L'Editoriale
Sabato 18 Giugno 2022
Il silenzio della Cina: priorità agli Usa
Sono in tanti, a cominciare dagli esperti di strategia politica internazionale, a chiedersi cosa si celi dietro il rimbombante silenzio cinese di fronte all’invasione russa dell’Ucraina. Una scelta apparentemente autolesionista, alla luce delle indirette conseguenze disastrose sul piano economico che sta subendo. L’ambizioso progetto della «Via della Seta», avviato negli ultimi anni con investimenti per centinaia di miliardi, si è di fatto interrotto.
Prevedeva la costruzione di una grande autostrada che partendo dalla Cina avrebbe dovuto attraversare tutti i Paesi dell’Asia e la stessa Ucraina, per terminare ad Amsterdam. Nell’ipotesi progettuale, in avanzato stato di definizione, anche un collegamento strategico via mare con l’Europa facendo scalo al porto greco del Pireo, acquistato dalla Cina nel 2016, per terminare a Trieste con le cui autorità portuali erano già stati avviati concreti contatti.

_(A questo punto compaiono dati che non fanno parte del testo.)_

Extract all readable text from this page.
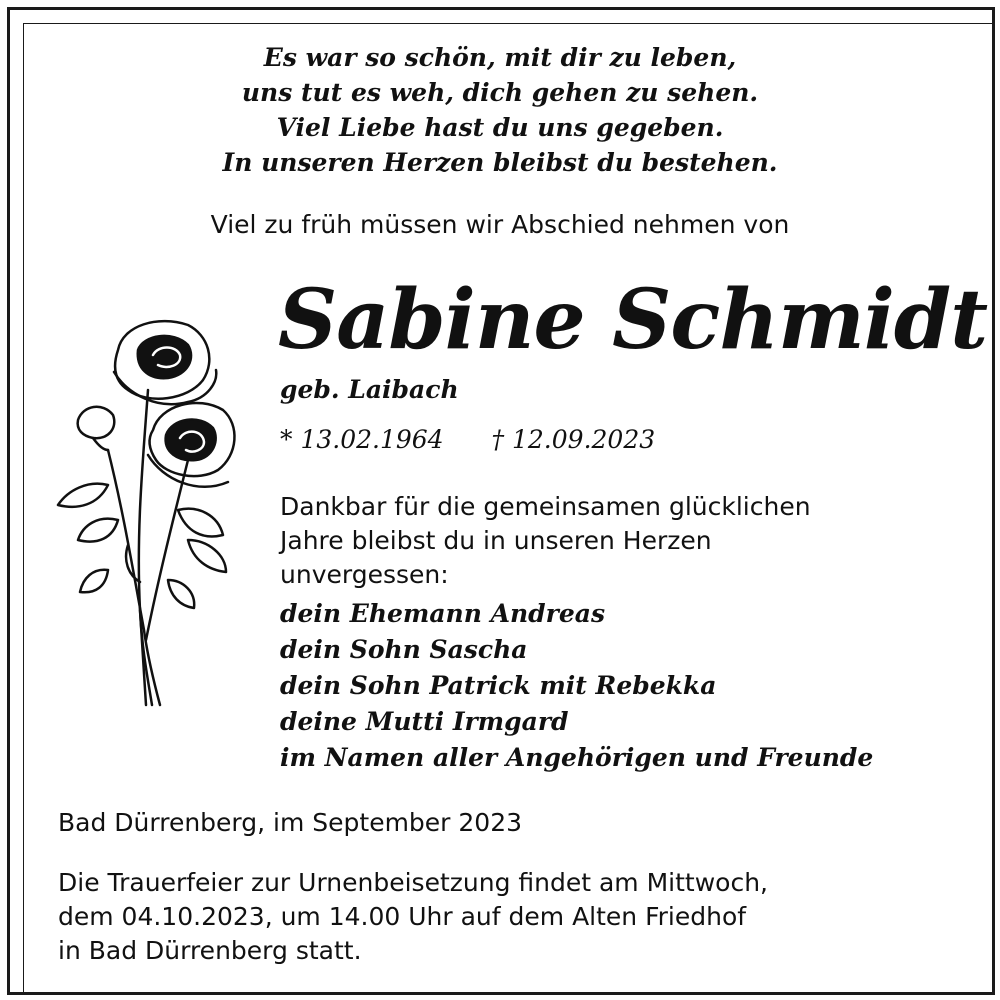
Es war so schön, mit dir zu leben,
uns tut es weh, dich gehen zu sehen.
Viel Liebe hast du uns gegeben.
In unseren Herzen bleibst du bestehen.
Viel zu früh müssen wir Abschied nehmen von
Sabine Schmidt
geb. Laibach
* 13.02.1964 † 12.09.2023
Dankbar für die gemeinsamen glücklichen
Jahre bleibst du in unseren Herzen
unvergessen:
dein Ehemann Andreas
dein Sohn Sascha
dein Sohn Patrick mit Rebekka
deine Mutti Irmgard
im Namen aller Angehörigen und Freunde
Bad Dürrenberg, im September 2023
Die Trauerfeier zur Urnenbeisetzung findet am Mittwoch,
dem 04.10.2023, um 14.00 Uhr auf dem Alten Friedhof
in Bad Dürrenberg statt.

Della situazione di alta criticità in cui si è venuta a trovare la Cina, si è avuta conferma dalle dichiarazioni rilasciate lo scorso 12 giugno dal ministro della Difesa Wei Fenghe allo «Shangai-La Dialogue», l’appuntamento di Singapore dedicato alla sicurezza, ripartito dopo due anni di stop per la pandemia. Tali dichiarazioni hanno avuto conferma in una successiva telefonata tra Putin e Xi. Il ministro ha evidenziato una posizione di sostanziale neutralità della Cina dichiarando che «non ha mai fornito alcun supporto materiale alla Russia». Ha quindi, di fatto, dato conferma dei problemi economici interni affermando che «un conflitto o una guerra sono l’ultima cosa che la Cina vorrebbe vedere in Ucraina». Non ha tuttavia mancato di sottolineare come «gli Stati Uniti sono responsabili dell’attuale situazione con il loro sostegno militare a Kiev e le pesanti sanzioni verso Mosca». Quest’ultima dichiarazione rende del tutto evidenti le ragioni strategiche che tengono ancora ben saldo l’asse russo-cinese: ridimensionare gli Stati Uniti nella posizione di superpotenza mondiale e porre fine all’egemonia del dollaro negli scambi internazionali. Tale egemonia, che ebbe inizio il 22 luglio 1944 con gli accordi di Bretton Woods, subì un pesante contraccolpo il 15 agosto 1971 quando il presidente Richard Nixon assunse unilateralmente la decisione di sospendere la convertibilità del dollaro in oro. Per stabilire un nuovo parametro di riferimento all’oro, fu individuato un paniere di monete attualmente costituito da dollaro Usa, euro, yen giapponese, sterlina britannica e yuan cinese. Nonostante ciò, il dollaro ha proseguito la propria espansione e gli Stati Uniti hanno continuato a mantenere il ruolo di«prima potenza mondiale».
La storia insegna che la moneta di riferimento per un sistema economico è sempre stata quella del Paese egemone: la Spagna nel XVI secolo; l’Olanda nel XVII; la Francia nel XVIII; la Gran Bretagna nel XIX; gli Stati Uniti dopo la Seconda guerra mondiale. All’inizio del nuovo millennio, con la costituzione del Brics (2006), Russia e Cina si sono fatte promotrici di un grande accordo, cui hanno aderito India, Brasile e, da ultimo, il Sudafrica. Con varie iniziative in campo finanziario, ci si è posti l’obiettivo di mettere in crisi il ruolo degli Usa e pervenire alla «de-dollarizzazione» del mercato globale. Gli stessi Stati Uniti hanno paradossalmente fornito un contributo a questa strategia con la scelta sovranista - «America first» - di Donald Trump, che con il conseguente blocco di grandi accordi multilaterali ha determinato un progressivo isolamento.
In questo nuovo, inedito clima s’inserisce il fallace piano bellico di Vladimir Putin, generato dal miope convincimento di poter fare un sol boccone dell’Ucraina, di avere la maggioranza del popolo invaso dalla propria parte e di poter porre solide basi per un nuovo ordine mondiale che vedesse Russia e Cina scalzare gli Usa. Esattamente l’opposto di ciò che si sta palesando nei fatti, con il compattamento dell’Unione Europea e con l’agognato isolamento degli Stati Uniti che appare oggi assai improbabile, visto il nuovo, importante ruolo di tutela e garanzia assunto dalla Nato, alla quale Paesi tradizionalmente neutrali come Svezia e Finlandia hanno chiesto di aderire. Come in una partita di scacchi ad alta intensità e ad altissima posta in gioco, tocca ora alla Cina fare l’ultima mossa.